Siblings Robert and Philip Ng of Far East Organization held on to second place, despite a slight dip in their fortune from US$14.8 billion in 2023 to US$14.4 billion in 2024. The property magnates continued to oversee one of Singapore’s largest real estate empires.

In third place, Mr Li Xiting, chairman of Shenzhen Mindray Bio-Medical Electronics, saw his wealth decline slightly from US$14 billion to US$13.4 billion.

Real estate mogul Kwek Leng Beng climbed to fourth place with a net worth of US$11.5 billion. His high-profile acquisition of the Hilton Paris Opera hotel in 2024, ahead of the Paris Olympic Games, made headlines and solidified his family’s standing.

One significant change in the top 10 was the entry of the Wee family at No. 7, with a net worth of US$7.8 billion. The family, heirs of banking tycoon Wee Cho Yaw who passed away in February at the age of 95, now holds a key position in UOB, one of Singapore’s major banks. Mr Wee Ee Cheong, the eldest son, is deputy chairman and chief executive of UOB, while his siblings oversee other family businesses, including UOL Group and UOB Kay Hian.

Meanwhile, the founders of the Haidilao hotpot chain, Mr Zhang Yong and Ms Shu Ping, experienced a sharp drop in their ranking, falling from sixth place in 2023 to 10th in 2024. The couple’s combined wealth declined to US$6.5 billion, driven by a steep fall in Haidilao’s stock due to weaker consumer spending in China.

Another significant development was the sharp rise in wealth of three individuals tied to United States-listed Sea Ltd.

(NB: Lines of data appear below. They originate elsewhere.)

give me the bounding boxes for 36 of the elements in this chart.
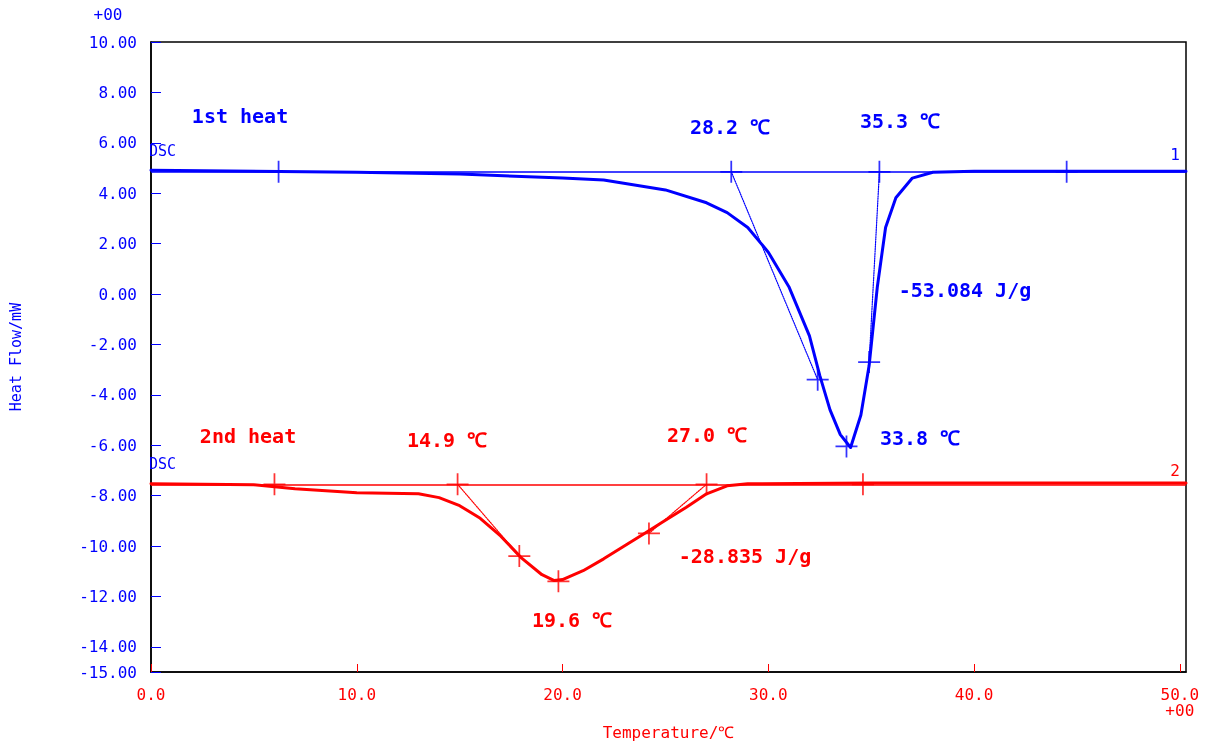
annotation: 19.6 ℃ [531,608,613,632]
y-tick-label: 8.00 [98,82,137,102]
x-axis-title: Temperature/℃ [602,722,735,742]
y-tick-label: -12.00 [79,586,137,606]
text: +00 [93,4,123,24]
y-tick-label: -14.00 [79,637,137,657]
x-tick-label: 40.0 [954,684,994,704]
x-tick-label: 20.0 [543,684,582,704]
y-axis-title: Heat Flow/mW [6,301,25,412]
y-tick-label: -2.00 [88,334,137,354]
annotation: 2 [1170,460,1180,480]
x-tick-label: 50.0 +00 [1160,684,1200,720]
y-tick-label: -10.00 [79,536,137,556]
x-tick-label: 30.0 [749,684,788,704]
x-tick-label: 10.0 [337,684,377,704]
y-tick-label: 4.00 [98,183,137,203]
y-tick-label: -4.00 [88,385,137,405]
point [508,545,531,568]
x-tick-label: 0.0 [136,684,166,704]
y-tick-label: -15.00 [79,662,137,682]
annotation: -53.084 J/g [898,278,1032,302]
y-tick-label: 10.00 [88,32,137,52]
annotation: 14.9 ℃ [406,428,488,452]
annotation: 1 [1170,144,1180,164]
y-tick-label: -8.00 [88,486,137,506]
y-tick-label: 2.00 [98,234,137,254]
y-tick-label: 0.00 [98,284,137,304]
annotation: 1st heat [191,104,289,128]
y-tick-label: 6.00 [98,133,137,153]
annotation: 35.3 ℃ [859,109,941,133]
annotation: -28.835 J/g [678,544,812,568]
annotation: 33.8 ℃ [879,426,961,450]
annotation: 28.2 ℃ [689,115,771,139]
annotation: 27.0 ℃ [666,423,748,447]
y-tick-label: -6.00 [88,435,137,455]
annotation: 2nd heat [199,424,297,448]
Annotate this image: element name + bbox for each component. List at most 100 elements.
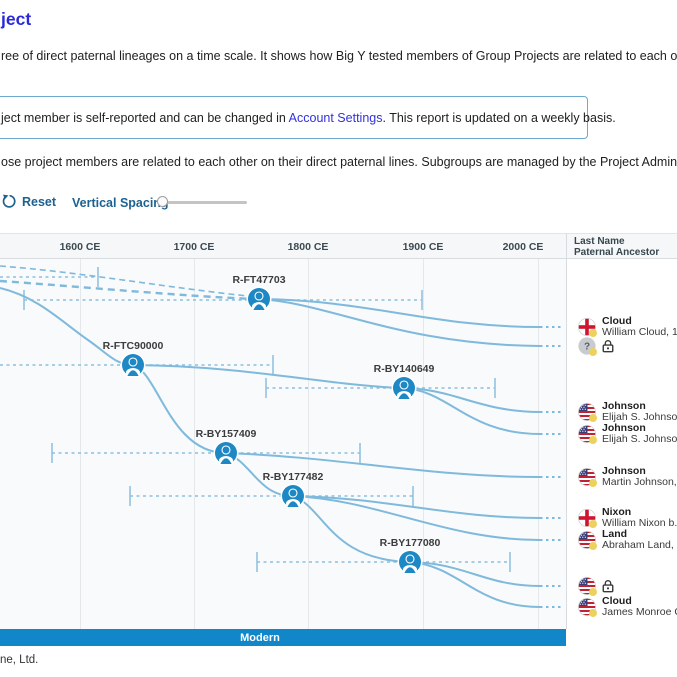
member-ancestor: William Nixon b. 1 [602,517,677,529]
member-ancestor: Martin Johnson, 1 [602,476,677,488]
lineage-edge [0,279,255,301]
lineage-edge [0,287,134,366]
usa-flag-icon [577,424,597,444]
haplogroup-node[interactable]: R-BY157409 [196,428,257,466]
member-flag [577,508,597,528]
lineage-edge [292,495,411,563]
usa-flag-icon [577,530,597,550]
member-flag [577,597,597,617]
usa-flag-icon [577,597,597,617]
member-surname: Land [602,528,628,540]
member-surname: Nixon [602,506,632,518]
vertical-spacing-label: Vertical Spacing [72,196,169,210]
member-flag: ? [578,337,597,356]
lineage-edge [292,495,541,519]
col-header-line2: Paternal Ancestor [574,247,660,258]
badge-icon [589,609,597,617]
timeline-tick-label: 1900 CE [402,241,444,253]
member-ancestor: Elijah S. Johnson, [602,433,677,445]
haplogroup-label: R-BY177482 [263,471,324,483]
badge-icon [589,542,597,550]
vertical-spacing-slider-thumb[interactable] [157,196,168,207]
lineage-edge [258,298,541,328]
lineage-edge [258,298,541,347]
timeline-header: 1600 CE 1700 CE 1800 CE 1900 CE 2000 CE [0,233,677,259]
haplogroup-node[interactable]: R-BY140649 [374,363,435,401]
badge-icon [589,348,597,356]
reset-label: Reset [22,194,57,209]
lock-icon [602,340,614,353]
member-flag [577,576,597,596]
member-ancestor: Abraham Land, 17 [602,539,677,551]
member-flag [577,530,597,550]
reset-button[interactable]: Reset [2,194,56,209]
member-surname: Johnson [602,400,646,412]
chart-svg: R-FT47703 R-FTC90000 R-BY140649 R-BY157409 R… [0,265,563,608]
account-settings-link[interactable]: Account Settings [288,110,383,125]
badge-icon [589,588,597,596]
usa-flag-icon [577,402,597,422]
chart-area [0,259,566,629]
member-surname: Cloud [602,595,632,607]
lineage-edge [409,561,541,608]
lock-icon [602,580,614,593]
member-surname: Johnson [602,422,646,434]
member-flag [577,317,597,337]
member-flag [577,402,597,422]
haplogroup-label: R-FTC90000 [103,340,164,352]
panel-column-header: Last Name Paternal Ancestor [574,236,659,258]
member-row[interactable]: Cloud William Cloud, 16 [577,316,677,338]
gridline [80,259,81,629]
haplogroup-node[interactable]: R-FTC90000 [103,340,164,378]
col-header-line1: Last Name [574,236,625,247]
timeline-tick-label: 1800 CE [287,241,329,253]
lineage-edge [292,495,541,541]
haplogroup-label: R-BY140649 [374,363,435,375]
gridline [423,259,424,629]
member-row[interactable] [577,575,614,597]
modern-era-bar: Modern [0,629,566,646]
lineage-edge [225,452,541,478]
lineage-edge [403,387,541,413]
member-ancestor: James Monroe Cl [602,606,677,618]
timeline-tick-label: 2000 CE [502,241,544,253]
member-flag [577,467,597,487]
haplogroup-node[interactable]: R-BY177482 [263,471,324,509]
gridline [194,259,195,629]
badge-icon [589,329,597,337]
haplogroup-label: R-BY157409 [196,428,257,440]
haplogroup-node[interactable]: R-BY177080 [380,537,441,575]
member-ancestor: William Cloud, 16 [602,326,677,338]
gridline [308,259,309,629]
modern-era-label: Modern [240,632,280,644]
badge-icon [589,436,597,444]
page-title: ject [1,9,32,29]
copyright-text: ne, Ltd. [0,654,39,666]
usa-flag-icon [577,467,597,487]
reset-icon [2,194,17,209]
vertical-spacing-slider-track[interactable] [159,201,247,204]
badge-icon [589,479,597,487]
description-text: ose project members are related to each … [1,155,677,169]
usa-flag-icon [577,576,597,596]
member-flag [577,424,597,444]
lineage-edge [132,364,405,389]
member-row[interactable]: ? [578,335,614,357]
member-row[interactable]: Cloud James Monroe Cl [577,595,677,618]
notice-box: ject member is self-reported and can be … [0,96,616,139]
timeline-tick-label: 1700 CE [173,241,215,253]
haplogroup-label: R-FT47703 [232,274,285,286]
member-surname: Johnson [602,465,646,477]
badge-icon [589,520,597,528]
lineage-edge [403,387,541,435]
haplogroup-node[interactable]: R-FT47703 [232,274,286,312]
badge-icon [589,414,597,422]
notice-pre: ject member is self-reported and can be … [1,110,289,125]
gridline [538,259,539,629]
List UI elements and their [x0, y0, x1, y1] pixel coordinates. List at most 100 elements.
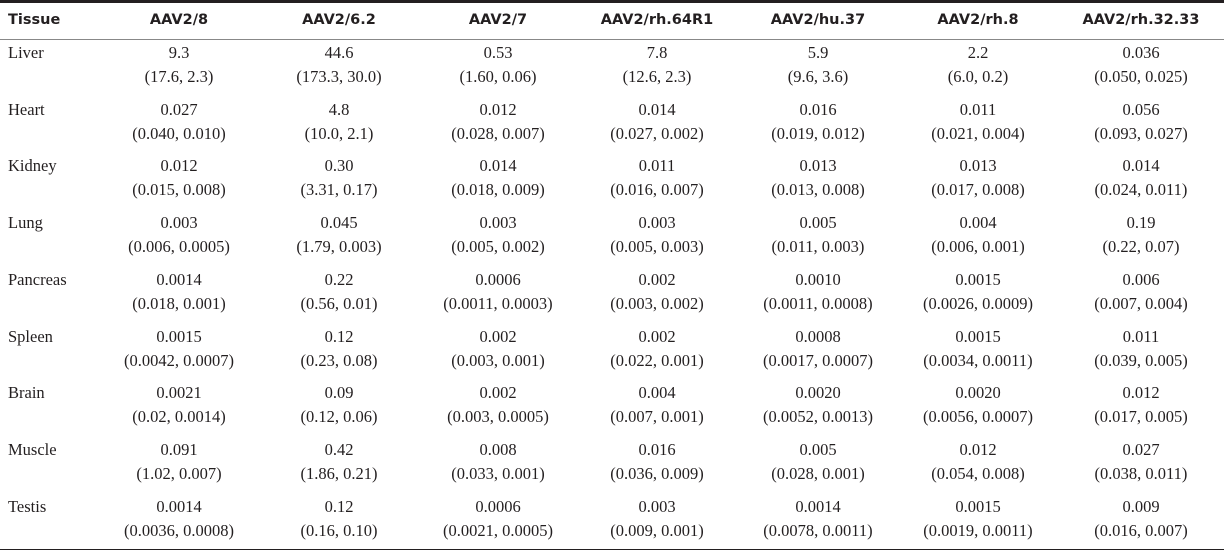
cell-value: 0.011: [638, 156, 676, 176]
cell-value: 0.002: [638, 326, 676, 346]
cell-value: 0.013: [959, 156, 997, 176]
cell-value: 0.002: [479, 383, 517, 403]
tissue-label: Pancreas: [8, 269, 67, 289]
cell-value: 0.30: [324, 156, 354, 176]
cell-range: (1.60, 0.06): [459, 67, 537, 86]
cell-value: 0.014: [638, 99, 676, 119]
cell-range: (0.02, 0.0014): [132, 407, 226, 427]
column-header: AAV2/rh.64R1: [600, 12, 714, 28]
cell-range: (0.019, 0.012): [771, 123, 865, 143]
cell-range: (0.0036, 0.0008): [124, 520, 234, 540]
cell-range: (0.021, 0.004): [931, 123, 1025, 143]
cell-range: (0.0034, 0.0011): [923, 350, 1033, 370]
cell-value: 0.0014: [156, 269, 202, 289]
top-rule: [0, 0, 1224, 3]
cell-value: 0.0015: [955, 269, 1001, 289]
column-header: AAV2/hu.37: [770, 12, 866, 28]
cell-value: 0.0014: [795, 496, 841, 516]
cell-value: 0.003: [160, 213, 198, 233]
cell-value: 0.003: [638, 496, 676, 516]
cell-range: (0.017, 0.008): [931, 180, 1025, 200]
cell-value: 0.0020: [795, 383, 841, 403]
cell-range: (0.005, 0.003): [610, 237, 704, 257]
cell-range: (12.6, 2.3): [622, 67, 692, 86]
column-header: AAV2/6.2: [302, 12, 376, 28]
cell-range: (6.0, 0.2): [947, 67, 1009, 86]
cell-range: (0.013, 0.008): [771, 180, 865, 200]
cell-value: 0.19: [1126, 213, 1156, 233]
cell-value: 0.027: [160, 99, 198, 119]
cell-value: 0.003: [638, 213, 676, 233]
tissue-label: Liver: [8, 43, 44, 62]
cell-value: 0.056: [1122, 99, 1160, 119]
tissue-label: Brain: [8, 383, 45, 403]
cell-value: 0.0010: [795, 269, 841, 289]
cell-value: 0.0020: [955, 383, 1001, 403]
cell-range: (0.003, 0.0005): [447, 407, 549, 427]
cell-range: (9.6, 3.6): [787, 67, 849, 86]
cell-range: (0.039, 0.005): [1094, 350, 1188, 370]
column-header: AAV2/8: [149, 12, 209, 28]
cell-value: 0.012: [160, 156, 198, 176]
cell-range: (0.007, 0.001): [610, 407, 704, 427]
cell-value: 0.016: [638, 439, 676, 459]
cell-range: (0.0011, 0.0003): [443, 293, 553, 313]
tissue-label: Spleen: [8, 326, 53, 346]
tissue-label: Testis: [8, 496, 47, 516]
cell-value: 4.8: [328, 99, 350, 119]
cell-range: (173.3, 30.0): [296, 67, 382, 86]
cell-range: (0.016, 0.007): [1094, 520, 1188, 540]
cell-value: 0.013: [799, 156, 837, 176]
tissue-label: Kidney: [8, 156, 57, 176]
cell-range: (0.022, 0.001): [610, 350, 704, 370]
cell-value: 0.005: [799, 213, 837, 233]
cell-range: (0.054, 0.008): [931, 463, 1025, 483]
cell-range: (17.6, 2.3): [144, 67, 214, 86]
cell-range: (0.0042, 0.0007): [124, 350, 234, 370]
cell-value: 0.42: [324, 439, 354, 459]
cell-range: (0.0021, 0.0005): [443, 520, 553, 540]
cell-range: (0.016, 0.007): [610, 180, 704, 200]
column-header: AAV2/rh.32.33: [1082, 12, 1200, 28]
cell-value: 0.008: [479, 439, 517, 459]
cell-range: (0.024, 0.011): [1094, 180, 1188, 200]
cell-range: (0.033, 0.001): [451, 463, 545, 483]
cell-range: (0.23, 0.08): [300, 350, 378, 370]
cell-range: (0.006, 0.0005): [128, 237, 230, 257]
cell-value: 0.0006: [475, 269, 521, 289]
cell-value: 0.011: [1122, 326, 1160, 346]
cell-value: 0.016: [799, 99, 837, 119]
cell-range: (0.0019, 0.0011): [923, 520, 1033, 540]
cell-range: (10.0, 2.1): [304, 123, 374, 143]
cell-value: 0.12: [324, 326, 354, 346]
cell-range: (0.017, 0.005): [1094, 407, 1188, 427]
header-rule: [0, 39, 1224, 40]
cell-range: (0.003, 0.002): [610, 293, 704, 313]
cell-value: 0.004: [959, 213, 997, 233]
cell-value: 0.09: [324, 383, 354, 403]
cell-range: (0.036, 0.009): [610, 463, 704, 483]
cell-value: 2.2: [967, 43, 989, 62]
tissue-label: Lung: [8, 213, 43, 233]
cell-value: 0.0008: [795, 326, 841, 346]
cell-value: 9.3: [168, 43, 190, 62]
cell-value: 0.0015: [955, 496, 1001, 516]
cell-value: 0.012: [1122, 383, 1160, 403]
cell-value: 7.8: [646, 43, 668, 62]
cell-range: (0.12, 0.06): [300, 407, 378, 427]
cell-value: 0.0006: [475, 496, 521, 516]
cell-range: (0.003, 0.001): [451, 350, 545, 370]
cell-value: 0.014: [1122, 156, 1160, 176]
cell-value: 0.014: [479, 156, 517, 176]
cell-range: (0.0078, 0.0011): [763, 520, 873, 540]
column-header: Tissue: [8, 12, 61, 28]
cell-range: (0.0011, 0.0008): [763, 293, 873, 313]
cell-value: 0.0021: [156, 383, 202, 403]
cell-range: (0.16, 0.10): [300, 520, 378, 540]
cell-value: 0.12: [324, 496, 354, 516]
cell-value: 0.0014: [156, 496, 202, 516]
cell-value: 44.6: [324, 43, 354, 62]
cell-value: 0.0015: [955, 326, 1001, 346]
cell-value: 0.005: [799, 439, 837, 459]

The internet company, co-founded by Mr Forrest Li, turned profitable for the first time in 2023, causing its stock to more than double. Mr Li’s wealth soared, elevating him to No. 12 with a net worth of US$5 billion, while Sea’s chief operating officer Ye Gang rose to No. 16 with US$3.1 billion.

As Singapore’s tycoons continue to navigate global economic fluctuations, their fortunes reflect a mixed bag of success stories and challenges, with technology, real estate, and tourism emerging as key drivers of wealth growth in 2024.